まずは提供するものの中身を充実させる―「情報発信(アウトプット)」の前提にあるもの―Ⅳ(おしまい)

日本の観光産業は、「情報発信(アウトプット)」の前にまずその観光資源の整備を行なうべきだ、と主張されるデービッド・アトキンソン氏(「新・観光立国論」などの著書で有名な京都在住のイギリス人アナリスト、菅前総理のブレインとしても知られている)。

ただ私から見れば、その「情報発信(アウトプット)」も充分なものとはいえません。

 

「情報発信(アウトプット)」のやり方、巧拙がそのまま観光資源ともいえるからです。

そういう意味では、日本の場合、「情報発信(アウトプット)」の方法そのものもレベルが高いとはいえない状況なのです。

 

「情報発信(アウトプット)」についてアトキンソン氏は、さらに次のように指摘されています。

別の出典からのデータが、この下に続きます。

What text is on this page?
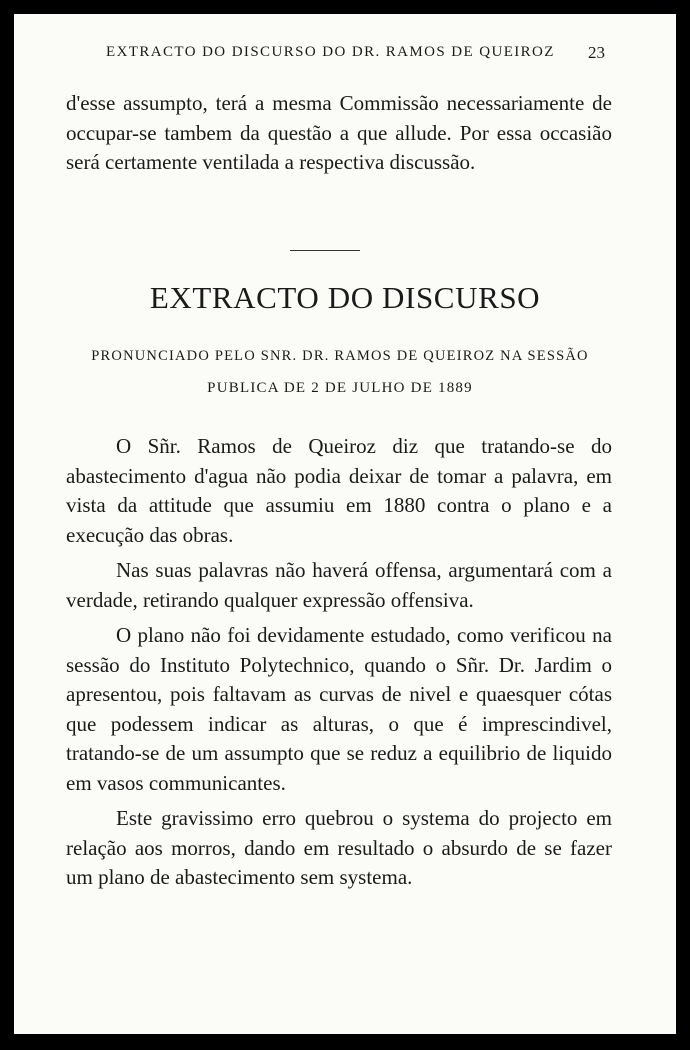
EXTRACTO DO DISCURSO DO DR. RAMOS DE QUEIROZ 23

d'esse assumpto, terá a mesma Commissão necessariamente de occupar-se tambem da questão a que allude. Por essa occasião será certamente ventilada a respectiva discussão.

EXTRACTO DO DISCURSO
PRONUNCIADO PELO SNR. DR. RAMOS DE QUEIROZ NA SESSÃO
PUBLICA DE 2 DE JULHO DE 1889

O Sñr. Ramos de Queiroz diz que tratando-se do abastecimento d'agua não podia deixar de tomar a palavra, em vista da attitude que assumiu em 1880 contra o plano e a execução das obras.

Nas suas palavras não haverá offensa, argumentará com a verdade, retirando qualquer expressão offensiva.

O plano não foi devidamente estudado, como verificou na sessão do Instituto Polytechnico, quando o Sñr. Dr. Jardim o apresentou, pois faltavam as curvas de nivel e quaesquer cótas que podessem indicar as alturas, o que é imprescindivel, tratando-se de um assumpto que se reduz a equilibrio de liquido em vasos communicantes.

Este gravissimo erro quebrou o systema do projecto em relação aos morros, dando em resultado o absurdo de se fazer um plano de abastecimento sem systema.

―日本で観光業に携わっている人に対して、声を大にして言いたい。

重要なのは、まず観光地としての十分な整備をし、インフラを整えることです。

情報発信はその後で十分です。

宣伝の前に商品開発するのは当たり前

 ちょっと考えれば、私の言っていることが常識なのはすぐわかると思います。

要は、情報発信をする前に、商品開発をきちんとやろうと言っているだけだからです。

 まだ売る車が出来てもいないのに、車を作る技術、その車の名前、イメージを自慢する動画を作って発信したところで、ビジネスにはなりません。

 多くの観光地は、これと同じことをやっているのです。

道路表記はない、文化財の説明も多言語化していない、二次交通もなければ、十分な宿泊施設もない。

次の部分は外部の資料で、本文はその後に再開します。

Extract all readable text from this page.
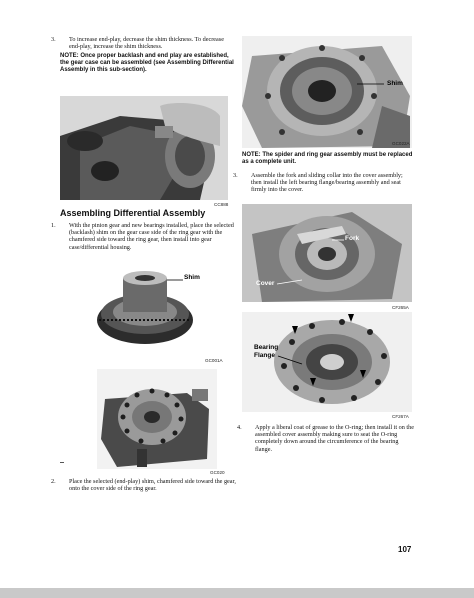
3. To increase end-play, decrease the shim thickness. To decrease end-play, increase the shim thickness.

NOTE: Once proper backlash and end play are established, the gear case can be assembled (see Assembling Differential Assembly in this sub-section).

CC888

Assembling Differential Assembly

1. With the pinion gear and new bearings installed, place the selected (backlash) shim on the gear case side of the ring gear with the chamfered side toward the ring gear, then install into gear case/differential housing.

Shim
GC001A
GC020

2. Place the selected (end-play) shim, chamfered side toward the gear, onto the cover side of the ring gear.

Shim
GC022A

NOTE: The spider and ring gear assembly must be replaced as a complete unit.

3. Assemble the fork and sliding collar into the cover assembly; then install the left bearing flange/bearing assembly and seat firmly into the cover.

Fork
Cover
CF265A
Bearing
Flange
CF267A

4. Apply a liberal coat of grease to the O-ring; then install it on the assembled cover assembly making sure to seat the O-ring completely down around the circumference of the bearing flange.

107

各観光資源の連携もできていないのに、情報発信だけはしている。

こんな観光地が日本中にあふれかえっています。―

いやはや何とも厳しいご指摘です。

 

「情報発信(アウトプット)」に関してこれほどシビアな批判を聞いたのは初めてです。

「情報発信(アウトプット)」の前に、まず提供するものの中身を充実させる、当たり前のご指摘ですが、観光業においてこの点がこれほどプアだとは、私も思っていませんでした。

 

「情報発信(アウトプット)」について、様々な角度から推奨してきた私ですが、アトキンソン氏の言われることはそれ以前の基本の基です。

自社の提供する商材やサービスについて、もう一度、マーケティング的な視点で見直してみる必要がありそうです。

 

        ここはイギリスの、確かピーターラビットの村だったと思います。

        よく整備された観光地でした。